LET images = SPLIT text=imageList delimiter="\\n"

-- Process each image
DO i = 1 TO LENGTH images
  LET imagePath = ARRAY_GET array=images index=i

  -- Escape to GCP: Upload to Cloud Storage
  ADDRESS gcp
  "upload path={imagePath} to gs://my-bucket/raw/"

  -- Escape to GCP: Trigger image analysis via Cloud Vision
  "vision analyze image=gs://my-bucket/raw/{imagePath}"
  LET visionResult = /* GCP response */

  -- Escape to Claude: Interpret results
  ADDRESS claude
  LET interpretation = "messages role=user text='Analyze this image data: {visionResult}'"

  -- Back in REXX: Coordinate results
  LET report = "Image: {imagePath}, Vision: {visionResult}, Interpretation: {interpretation}"

  -- Escape to database: Store analysis
  ADDRESS sqlite
  "INSERT INTO image_analysis (path, vision_data, interpretation) VALUES (?, ?, ?)"

  SAY "Processed: " || imagePath
END

-- Final coordination: Generate summary report
ADDRESS gcp
"firestore set /reports/daily path={reportPath}"

SAY "Pipeline complete!"

This script:

  • Orchestrates in REXX (loops, conditionals, data flow)
  • Escapes to GCP for cloud operations
  • Escapes to Claude for AI analysis
  • Escapes to SQLite for storage
  • Returns with results at each step

No REXX script reimplements cloud services, AI models, or database engines.
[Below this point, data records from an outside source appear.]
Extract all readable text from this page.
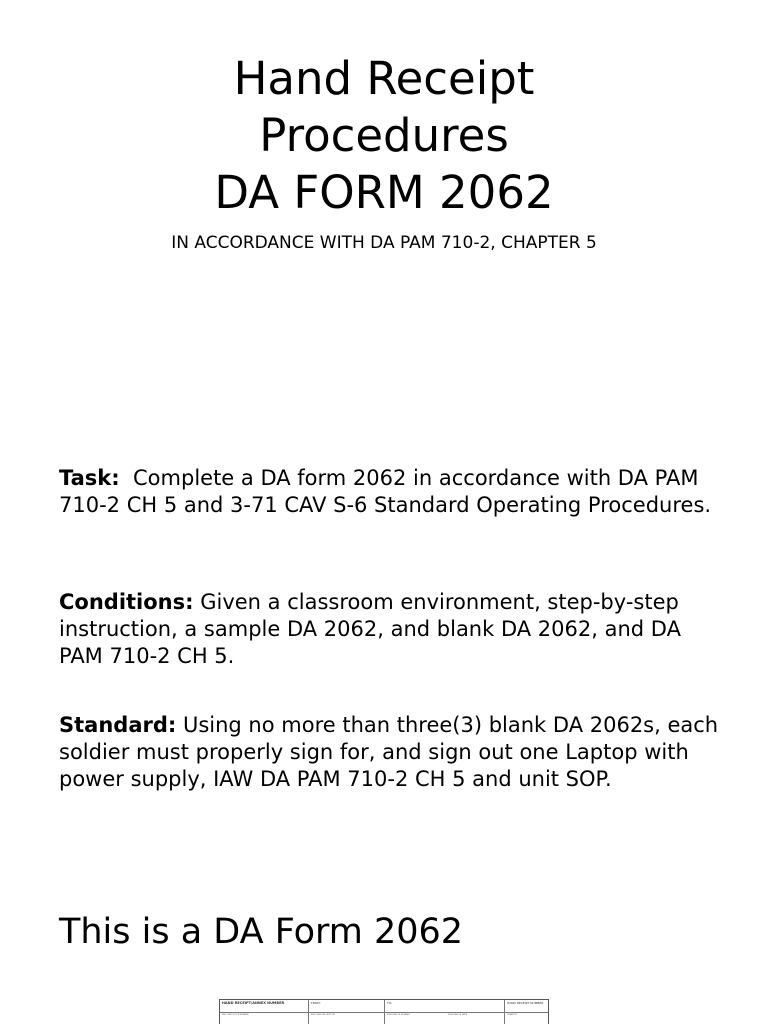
Hand Receipt
Procedures
DA FORM 2062
IN ACCORDANCE WITH DA PAM 710-2, CHAPTER 5

Task: Complete a DA form 2062 in accordance with DA PAM 710-2 CH 5 and 3-71 CAV S-6 Standard Operating Procedures.

Conditions: Given a classroom environment, step-by-step instruction, a sample DA 2062, and blank DA 2062, and DA PAM 710-2 CH 5.

Standard: Using no more than three(3) blank DA 2062s, each soldier must properly sign for, and sign out one Laptop with power supply, IAW DA PAM 710-2 CH 5 and unit SOP.

This is a DA Form 2062
HAND RECEIPT/ANNEX NUMBER	FROM:	TO:	HAND RECEIPT NUMBER
END ITEM STOCK NUMBER	END ITEM DESCRIPTION	PUBLICATION NUMBER	PUBLICATION DATE	QUANTITY
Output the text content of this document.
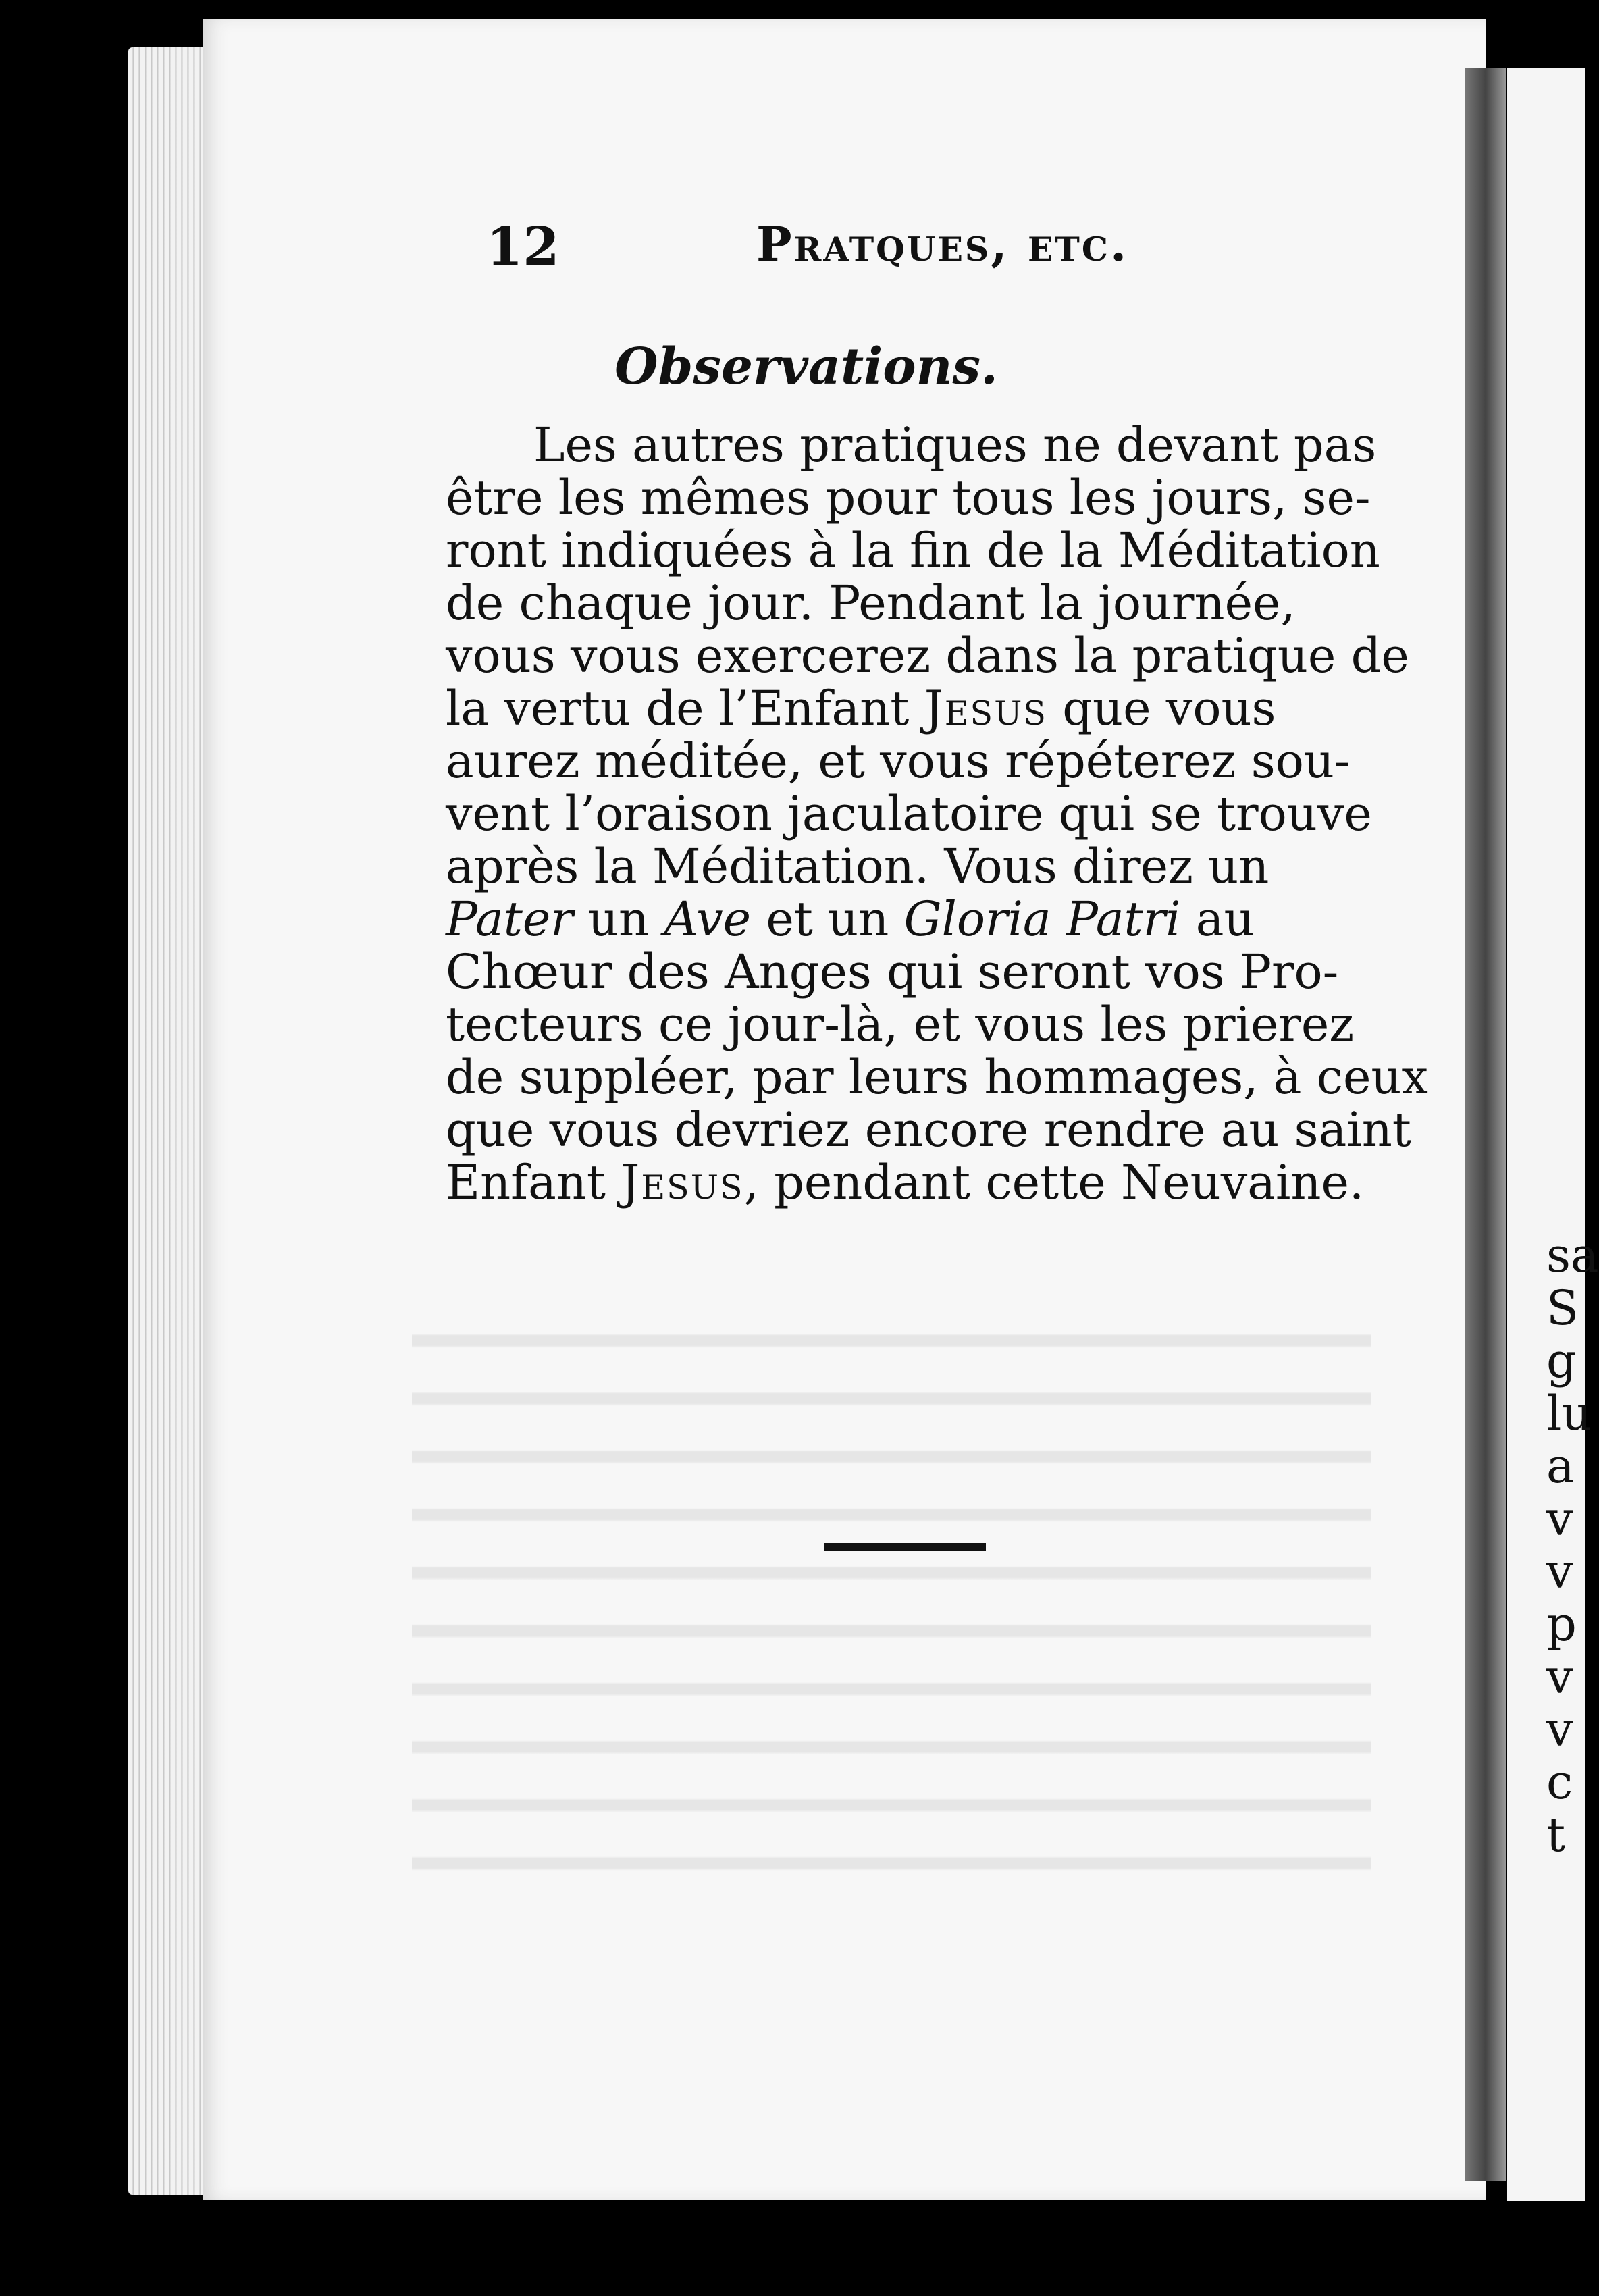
12	Pratques, etc.
Observations.
Les autres pratiques ne devant pas
être les mêmes pour tous les jours, se-
ront indiquées à la fin de la Méditation
de chaque jour. Pendant la journée,
vous vous exercerez dans la pratique de
la vertu de l’Enfant Jesus que vous
aurez méditée, et vous répéterez sou-
vent l’oraison jaculatoire qui se trouve
après la Méditation. Vous direz un
Pater un Ave et un Gloria Patri au
Chœur des Anges qui seront vos Pro-
tecteurs ce jour-là, et vous les prierez
de suppléer, par leurs hommages, à ceux
que vous devriez encore rendre au saint
Enfant Jesus, pendant cette Neuvaine.
sa
S
g
lu
a
v
v
p
v
v
c
t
Each domain stays specialized; REXX stays focused on orchestration.

Key Principles

  1. ADDRESS is NOT a library system – it’s a context switch mechanism
    • A library (REQUIRE) loads code into your REXX environment
    • An ADDRESS target (ADDRESS name) delegates to an external system
  2. ADDRESS is NOT just for APIs – it’s for any external domain
    • Shell commands (OS domain)
    • SQL queries (database domain)
    • Docker commands (container domain)
    • Python code (interpreter domain)
  3. ADDRESS is NOT limited to strings – modern RexxJS supports function calls with named parameters
    • function param1=value param2=value
    • Results can be complex objects, not just strings
  4. ADDRESS is composable – you can chain ADDRESS calls to build complex workflows
    • REXX glues everything together
    • Each ADDRESS handler is independently testable

Migration from ARexx

If you’re coming from ARexx scripting:

ARexx RexxJS
ADDRESS DPAINT → paint commands ADDRESS canvas → canvas operations
ADDRESS DOPUS → file operations ADDRESS docker → container operations
ADDRESS PAGESTREAM → document layout ADDRESS cloudStorage → cloud operations
Amiga ports (binary protocols) Web handlers (JSON/RPC protocols)
System-specific persistence Cloud-based persistence

The conceptual model is identical: use ADDRESS to escape REXX and operate in another domain. The target domains have evolved from Amiga applications to cloud services, databases, and AI systems.

See Also


Core Takeaway: ADDRESS is REXX’s answer to the question “How do I use something outside REXX?” The answer: escape hatch. Leave REXX when you need a specialist; bring results back when done. Coordinate everything in REXX.